床で江戸戯作本を読む
2004年 12月 05日
二日酔い気味。1,2時間ですぐ目がさめトイレ行き。布団の中で『江戸の戯作(パロディ)絵本』を拾い読む。(文庫本で)。
恋川春町作画の『万載集著微来歴(まんざいしゅうちょびらいれき)』と山東京伝作の『天慶和句文(てんけいわくもん)』。
前者は江戸天明期の狂歌『万載集』の成立の経緯とその完成を祝した作で、背景にあった編者たちのイザコザ、確執を、源平合戦に模して、パロディにしたもの。
後者は江戸の有名な天文学書の『天経或問(てんけいわくもん)』をもじったもので、お月様の放蕩がお天道様(太陽)の恩恵によってやむ……といったことを、月や太陽を擬人化して荒唐無稽に、滑稽化して描いたもの。
(写真は三軒茶屋、すずらん通り)
黄表紙はナンセンスに徹した絵入りの書物で、いわば「大人の漫画」といったもの。当時の時代風俗をバックに、人生の諸相を誇張し、からかい、戯画化し、風刺の味もきかせている。
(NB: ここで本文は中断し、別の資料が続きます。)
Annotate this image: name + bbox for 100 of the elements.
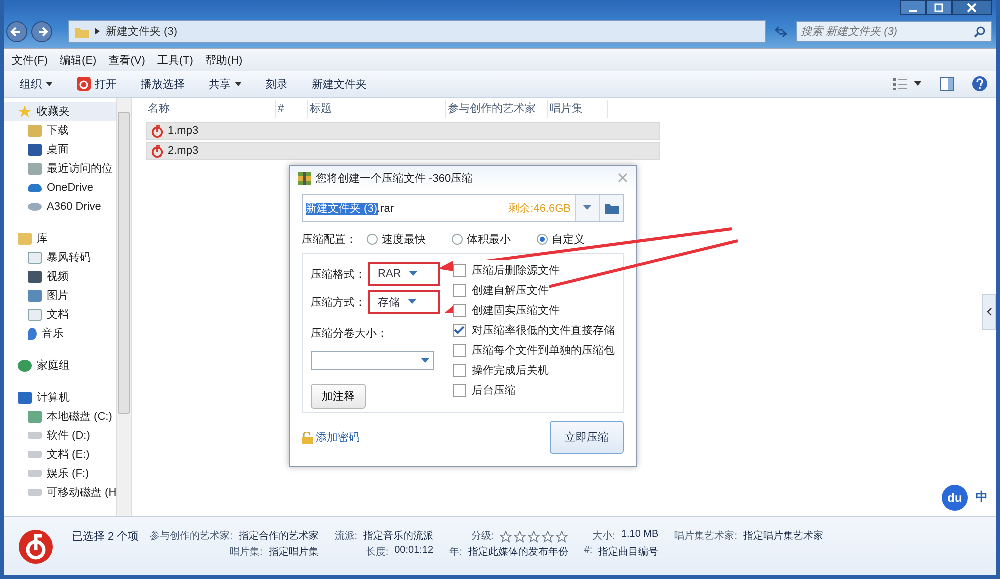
close-button[interactable] bbox=[952, 0, 992, 15]
sidebar-item[interactable]: 最近访问的位 bbox=[4, 159, 116, 178]
sidebar-item[interactable]: 软件 (D:) bbox=[4, 426, 116, 445]
minimize-icon bbox=[909, 10, 917, 12]
sidebar-item[interactable]: 视频 bbox=[4, 267, 116, 286]
column-header[interactable]: 唱片集 bbox=[548, 100, 608, 118]
music-file-icon bbox=[151, 144, 164, 158]
scrollbar[interactable] bbox=[116, 98, 131, 516]
chevron-icon bbox=[986, 308, 992, 316]
menu-item[interactable]: 文件(F) bbox=[12, 52, 48, 68]
property-value[interactable]: 指定音乐的流派 bbox=[364, 529, 434, 545]
maximize-icon bbox=[934, 2, 944, 12]
toolbar-button[interactable]: 刻录 bbox=[258, 74, 296, 94]
sidebar-item[interactable]: 家庭组 bbox=[4, 356, 116, 375]
caret-icon bbox=[46, 82, 53, 86]
combo-label: 压缩格式： bbox=[311, 268, 366, 282]
sidebar-item[interactable]: 本地磁盘 (C:) bbox=[4, 407, 116, 426]
sidebar-item[interactable]: 暴风转码 bbox=[4, 248, 116, 267]
menu-item[interactable]: 查看(V) bbox=[108, 52, 146, 68]
back-button[interactable] bbox=[6, 20, 28, 42]
combo-label: 压缩方式： bbox=[311, 296, 366, 310]
toolbar-button[interactable]: 共享 bbox=[201, 74, 250, 94]
menu-item[interactable]: 工具(T) bbox=[157, 52, 194, 68]
close-icon bbox=[967, 2, 977, 12]
forward-button[interactable] bbox=[31, 20, 53, 42]
column-header[interactable]: 参与创作的艺术家 bbox=[446, 100, 548, 118]
lock-icon bbox=[302, 432, 313, 444]
compress-button[interactable]: 立即压缩 bbox=[550, 421, 624, 454]
toolbar-button[interactable]: 播放选择 bbox=[133, 74, 193, 94]
preset-radio[interactable]: 自定义 bbox=[537, 232, 585, 246]
sidebar-item[interactable]: A360 Drive bbox=[4, 197, 116, 216]
property-value[interactable]: 指定此媒体的发布年份 bbox=[468, 545, 568, 561]
split-size-label: 压缩分卷大小： bbox=[311, 326, 389, 341]
maximize-button[interactable] bbox=[926, 0, 952, 15]
sidebar-item[interactable]: 收藏夹 bbox=[4, 102, 116, 121]
cloud-icon bbox=[28, 184, 42, 192]
sidebar-item[interactable]: 文档 (E:) bbox=[4, 445, 116, 464]
caret-icon bbox=[421, 358, 430, 364]
property-value[interactable]: 1.10 MB bbox=[621, 529, 659, 545]
format-dropdown[interactable]: RAR bbox=[368, 262, 440, 286]
preview-pane-icon[interactable] bbox=[940, 77, 954, 91]
menu-item[interactable]: 编辑(E) bbox=[60, 52, 97, 68]
property-value[interactable]: 指定唱片集艺术家 bbox=[743, 529, 824, 545]
caret-icon bbox=[409, 271, 418, 277]
format-dropdown[interactable]: 存储 bbox=[368, 290, 440, 314]
property-label: 唱片集: bbox=[230, 546, 263, 560]
property-value[interactable]: 指定唱片集 bbox=[268, 545, 319, 561]
property-value[interactable]: 00:01:12 bbox=[394, 545, 434, 561]
music-app-icon bbox=[77, 77, 91, 91]
add-password-link[interactable]: 添加密码 bbox=[302, 430, 360, 445]
column-header[interactable]: # bbox=[276, 100, 308, 118]
option-checkbox[interactable]: 压缩后删除源文件 bbox=[453, 260, 560, 280]
caret-icon[interactable] bbox=[914, 81, 922, 87]
sidebar-item[interactable]: 文档 bbox=[4, 305, 116, 324]
column-header[interactable]: 名称 bbox=[146, 100, 276, 118]
sidebar-item[interactable]: 图片 bbox=[4, 286, 116, 305]
property-value[interactable]: 指定合作的艺术家 bbox=[238, 529, 319, 545]
file-row[interactable]: 2.mp3 bbox=[146, 142, 660, 160]
collapse-tab[interactable] bbox=[982, 294, 996, 330]
dialog-title: 您将创建一个压缩文件 -360压缩 bbox=[316, 172, 474, 186]
property-label: 参与创作的艺术家: bbox=[150, 530, 233, 544]
sidebar-item[interactable]: 娱乐 (F:) bbox=[4, 464, 116, 483]
property-label: #: bbox=[584, 545, 593, 558]
sidebar-item[interactable]: OneDrive bbox=[4, 178, 116, 197]
toolbar-button[interactable]: 组织 bbox=[12, 74, 61, 94]
dropdown-button[interactable] bbox=[575, 195, 599, 221]
chevron-icon bbox=[95, 28, 100, 35]
caret-icon bbox=[408, 299, 417, 305]
sidebar-item[interactable]: 计算机 bbox=[4, 388, 116, 407]
toolbar-button[interactable]: 打开 bbox=[69, 74, 125, 94]
column-header[interactable]: 标题 bbox=[308, 100, 446, 118]
browse-button[interactable] bbox=[599, 195, 623, 221]
filename-field[interactable]: 新建文件夹 (3).rar bbox=[303, 200, 509, 216]
minimize-button[interactable] bbox=[900, 0, 926, 15]
sidebar-item[interactable]: 可移动磁盘 (H bbox=[4, 483, 116, 502]
search-field[interactable]: 搜索 新建文件夹 (3) bbox=[796, 21, 992, 42]
rating-stars[interactable] bbox=[500, 529, 568, 545]
comment-button[interactable]: 加注释 bbox=[311, 384, 366, 409]
property-label: 唱片集艺术家: bbox=[674, 530, 738, 544]
property-label: 大小: bbox=[592, 530, 616, 544]
sidebar-item[interactable]: 下载 bbox=[4, 121, 116, 140]
caret-icon bbox=[235, 82, 242, 86]
preset-radio[interactable]: 体积最小 bbox=[452, 232, 511, 246]
option-checkbox[interactable]: 创建固实压缩文件 bbox=[453, 300, 560, 320]
sidebar-item[interactable]: 桌面 bbox=[4, 140, 116, 159]
menu-item[interactable]: 帮助(H) bbox=[205, 52, 243, 68]
sidebar-item[interactable]: 音乐 bbox=[4, 324, 116, 343]
preset-radio[interactable]: 速度最快 bbox=[367, 232, 426, 246]
caret-icon bbox=[583, 205, 592, 211]
refresh-icon[interactable] bbox=[773, 24, 789, 40]
sidebar-item[interactable]: 库 bbox=[4, 229, 116, 248]
property-value[interactable]: 指定曲目编号 bbox=[598, 545, 659, 561]
help-icon[interactable] bbox=[972, 76, 988, 92]
view-icon[interactable] bbox=[892, 77, 908, 91]
music-file-icon bbox=[151, 124, 164, 138]
file-row[interactable]: 1.mp3 bbox=[146, 122, 660, 140]
toolbar-button[interactable]: 新建文件夹 bbox=[304, 74, 375, 94]
address-bar[interactable]: 新建文件夹 (3) bbox=[68, 20, 766, 43]
property-label: 分级: bbox=[472, 530, 494, 544]
property-label: 长度: bbox=[366, 546, 389, 560]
黄表紙は安永4年(1775)から文化3年(1806)まで、江戸で出版された黄色表紙の絵入り小型本である。袋とじ5丁を1冊とし、多くは2冊を上下、3冊を上中下として流布したとのこと。
30年間に2000種以上が出され、主として江戸の下級武士や町民に読まれたが、手軽なため地方へも江戸土産として流れていったようだ。
江戸文化は案外奥行きが深く多彩であったことが、あらためて判る。パロディというのは、そのもとになる作がなくてはならず、読者は元の作を熟知しているからこそ、おもしろがるのである。
くすぐり、あてこすり、だじゃれなど、数々の言葉遊びに満ちており、内容は荒唐無稽、ナンセンスの極みながら、案外高度の「文化的お遊び」という気がする。
ただ過去の作として「研究」の対象とするのではなく、ここからいろいろと学んで今にいかせないか、などと思ってしまう。
江戸文化にちょっと「遊んで」しまったおかげもあって、約束の締め切りを過ぎてしまった短編戯曲とミュージカルの台本の執筆が遅滞している。遅滞しているからこそ、江戸のイキの世界にちょっと逃げて創を新たにしよう……というと執筆遅れの弁解になってしまうが。